The adoption of the Law No. 6232 is an important milestone in the restructuration of the Ukrainian judicial system. Namely, the Law gives path to the new Supreme Court, which is to replace and assume the judicial functions of the existing Supreme Court of Ukraine, the High Commercial Court of Ukraine, the High Administrative Court of Ukraine and the High Specialised Court of Ukraine for Civil and Criminal Cases**. 

The Law also restates in full three procedural codes (i.e., the Commercial Procedure Code of Ukraine, the Civil Procedure Code of Ukraine, and the Code of Administrative Procedure of Ukraine), as well as introducing amendments to more than 20 other legislative acts. 

Among others, the key changes in the legislative landscape that regulates the Ukrainian judicial system include:

  • implementation of the procedural rules before the new Supreme Court;
  • unification of the rules of all three types of proceedings;
  • implementation of mechanisms aimed to prevent abuse of procedural rights by parties;
  • introduction of the attorney’s legal monopoly for the representation of the parties in courts;
  • introduction of amicable settlement procedures with judicial involvement;
  • improved procedures for injunctive measures;
  • improved procedures for determination and allocation of litigation costs;
  • adoption of the legislative framework for the functioning of ‘e-court’, i.e. the system providing for the possibility of case management with the use of modern IT technologies; 
  • new rules of evidence, in particular regarding the possibility of providing e-evidence to the court, and, when it comes to commercial cases, with witness testimonies;
  • introduction of expedited proceedings in straightforward civil and commercial cases, including the option for the parties to choose summary proceedings for the resolution of the case;
  • introduction of the principle of adversary proceedings in civil and commercial cases;
  • incorporation of provisions vesting a civil court with a right to issue interim measures in support of arbitration.

Surely, the adoption of the Law is a tipping point in reforming of Ukraine’s stifled judiciary system.

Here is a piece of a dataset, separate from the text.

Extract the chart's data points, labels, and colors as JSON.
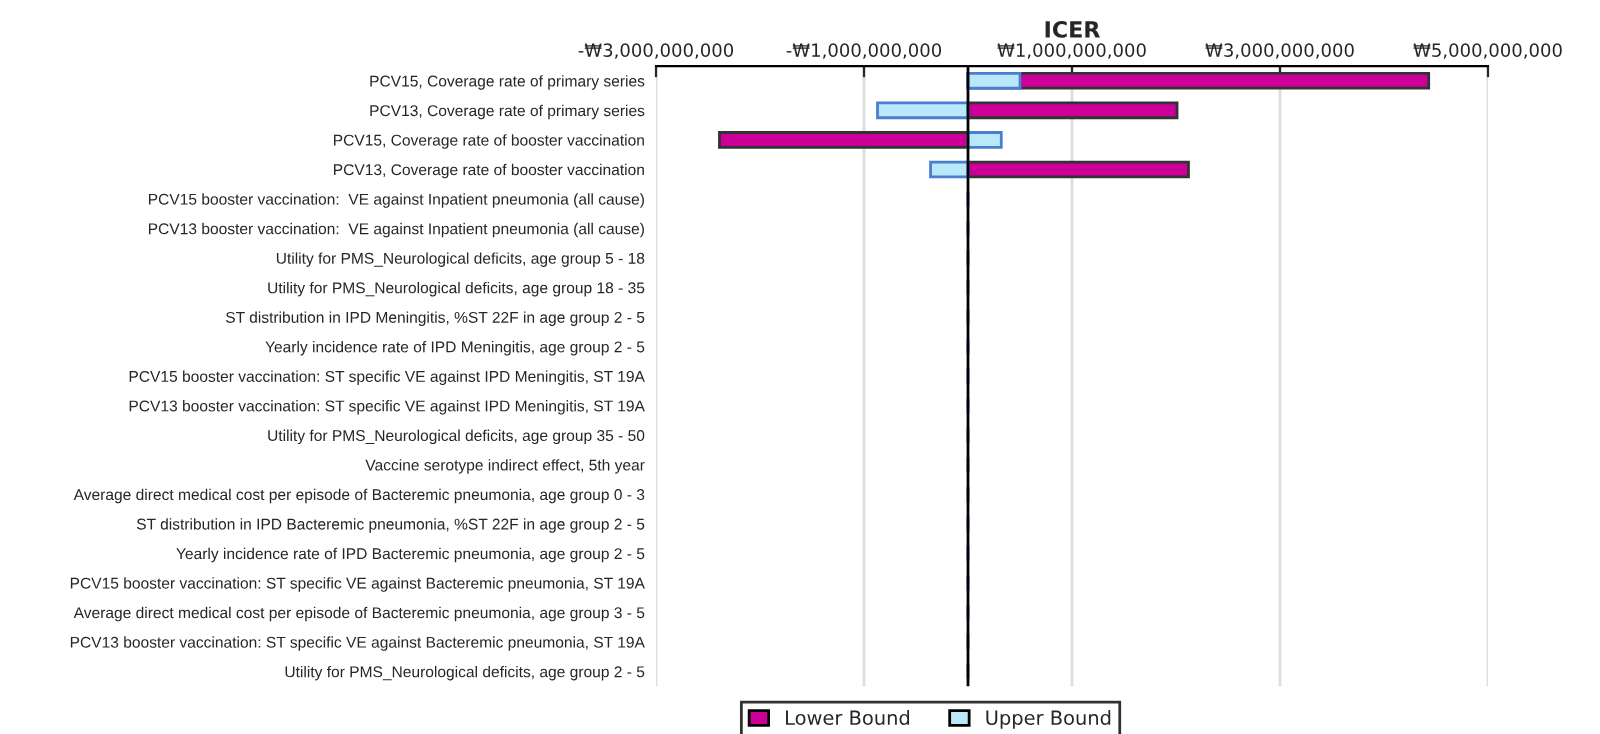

We hope that its foremost objective - ensuring the effective protection of legitimate rights of every individual and/or legal entity as well as interests of the Ukrainian society as a whole - will be effectively enforced in practice.

The draft Law is yet to be signed by the President of Ukraine, who may use his right of veto. It remains unlikely that the President would actually veto the proposed Bill, as he had earlier set it as a priority legislative act to be passed by the Parliament.

If signed by the President, the Law will enter into force on the same day as the new Supreme Court starts operating. This date is yet to be determined, but it is expected before the end of this year.